Let's also calculate the average population and area for countries.

In [9]:
%%sql
SELECT MIN(population) AS min_population,
       MAX(population) AS max_population,
       MIN(population_growth) AS min_population_growth,
       MAX(population_growth) AS max_population_growth
  FROM facts
 WHERE name != 'World';

 * sqlite:///factbook.db
Done.


min_population,max_population,min_population_growth,max_population_growth
0,1367485388,0.0,4.02


In [14]:
%%sql
SELECT AVG(population) AS avg_population,
       AVG(area) AS avg_area
  FROM facts
 WHERE name != 'World';

 * sqlite:///factbook.db
Done.


avg_population,avg_area
32242666.56846473,555093.546184739


We can see that the average population is around 32 million and the average area is around 550 thousand square kilometers.

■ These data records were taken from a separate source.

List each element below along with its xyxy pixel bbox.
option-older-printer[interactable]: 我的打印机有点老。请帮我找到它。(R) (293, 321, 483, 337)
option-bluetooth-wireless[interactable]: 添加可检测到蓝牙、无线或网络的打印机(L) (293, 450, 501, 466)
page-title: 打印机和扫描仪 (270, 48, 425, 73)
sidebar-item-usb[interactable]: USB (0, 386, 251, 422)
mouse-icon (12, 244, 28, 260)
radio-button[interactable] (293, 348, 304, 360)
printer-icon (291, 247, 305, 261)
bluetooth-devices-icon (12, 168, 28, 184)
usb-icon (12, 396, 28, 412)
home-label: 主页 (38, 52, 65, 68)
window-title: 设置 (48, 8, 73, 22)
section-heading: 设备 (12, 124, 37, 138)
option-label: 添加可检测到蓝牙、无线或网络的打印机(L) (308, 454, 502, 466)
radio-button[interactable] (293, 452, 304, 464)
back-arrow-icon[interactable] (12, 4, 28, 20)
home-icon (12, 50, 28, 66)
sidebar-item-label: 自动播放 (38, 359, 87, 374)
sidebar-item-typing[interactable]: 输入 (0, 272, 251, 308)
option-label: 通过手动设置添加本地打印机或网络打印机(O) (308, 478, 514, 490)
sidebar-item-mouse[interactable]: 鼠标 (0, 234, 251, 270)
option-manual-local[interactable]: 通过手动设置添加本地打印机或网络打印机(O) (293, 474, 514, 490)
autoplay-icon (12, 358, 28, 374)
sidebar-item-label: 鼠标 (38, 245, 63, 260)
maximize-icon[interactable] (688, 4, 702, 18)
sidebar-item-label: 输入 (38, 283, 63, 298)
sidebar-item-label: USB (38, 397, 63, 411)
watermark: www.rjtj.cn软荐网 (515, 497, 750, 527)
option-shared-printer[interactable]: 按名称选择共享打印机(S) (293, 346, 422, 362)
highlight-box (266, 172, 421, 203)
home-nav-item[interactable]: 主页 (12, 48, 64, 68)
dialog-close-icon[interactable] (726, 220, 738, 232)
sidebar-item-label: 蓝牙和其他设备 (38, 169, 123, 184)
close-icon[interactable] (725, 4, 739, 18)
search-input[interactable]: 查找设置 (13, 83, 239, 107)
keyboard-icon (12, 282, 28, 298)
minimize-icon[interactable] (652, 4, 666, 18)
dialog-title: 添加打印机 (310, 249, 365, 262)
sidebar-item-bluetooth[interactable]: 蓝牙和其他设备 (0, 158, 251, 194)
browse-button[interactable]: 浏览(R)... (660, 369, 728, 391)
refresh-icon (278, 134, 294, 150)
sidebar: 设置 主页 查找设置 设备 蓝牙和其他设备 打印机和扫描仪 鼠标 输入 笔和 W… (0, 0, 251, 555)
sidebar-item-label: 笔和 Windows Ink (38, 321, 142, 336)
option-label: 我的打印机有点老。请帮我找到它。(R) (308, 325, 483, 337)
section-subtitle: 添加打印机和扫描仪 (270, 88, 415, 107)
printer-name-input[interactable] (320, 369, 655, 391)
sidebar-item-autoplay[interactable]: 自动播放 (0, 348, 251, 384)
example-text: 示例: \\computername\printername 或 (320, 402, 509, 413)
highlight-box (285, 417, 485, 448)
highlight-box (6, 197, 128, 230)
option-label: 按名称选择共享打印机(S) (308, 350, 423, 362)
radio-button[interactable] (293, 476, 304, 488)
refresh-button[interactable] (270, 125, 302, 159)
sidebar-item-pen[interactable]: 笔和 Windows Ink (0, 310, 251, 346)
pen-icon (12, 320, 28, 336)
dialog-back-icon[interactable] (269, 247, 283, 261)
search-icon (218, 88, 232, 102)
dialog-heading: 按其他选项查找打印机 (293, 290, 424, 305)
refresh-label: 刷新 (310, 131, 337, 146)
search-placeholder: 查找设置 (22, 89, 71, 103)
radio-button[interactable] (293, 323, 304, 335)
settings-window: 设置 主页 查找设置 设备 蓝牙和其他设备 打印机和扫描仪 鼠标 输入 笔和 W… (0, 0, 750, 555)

## Finding Densely Populated Countries

Now we know the averages for population and area, we can calculate which countries are densely populated by identifying those with the following:

* Above-average values for population
* Below-average values for area

In [15]:
%%sql
SELECT *
  FROM facts
 WHERE population > (SELECT AVG(population)
                       FROM facts
                      WHERE name != 'World')
   AND area < (SELECT AVG(area)
                 FROM facts
                WHERE name != 'World');

 * sqlite:///factbook.db
Done.


id,code,name,area,area_land,area_water,population,population_growth,birth_rate,death_rate,migration_rate
14,bg,Bangladesh,148460,130170,18290,168957745,1.6,21.14,5.61,0.46
65,gm,Germany,357022,348672,8350,80854408,0.17,8.47,11.42,1.24
80,iz,Iraq,438317,437367,950,37056169,2.93,31.45,3.77,1.62
83,it,Italy,301340,294140,7200,61855120,0.27,8.74,10.19,4.1
85,ja,Japan,377915,364485,13430,126919659,0.16,7.93,9.51,0.0
91,ks,"Korea, South",99720,96920,2800,49115196,0.14,8.19,6.75,0.0
120,mo,Morocco,446550,446300,250,33322699,1.0,18.2,4.81,3.36
138,rp,Philippines,300000,298170,1830,100998376,1.61,24.27,6.11,2.09
139,pl,Poland,312685,304255,8430,38562189,0.09,9.74,10.19,0.46
163,sp,Spain,505370,498980,6390,48146134,0.89,9.64,9.04,8.31


We can see a number of countries that are generally considered to be densely populated, such as Bangladesh and South Korea. So, we can be confident that our query worked as intended.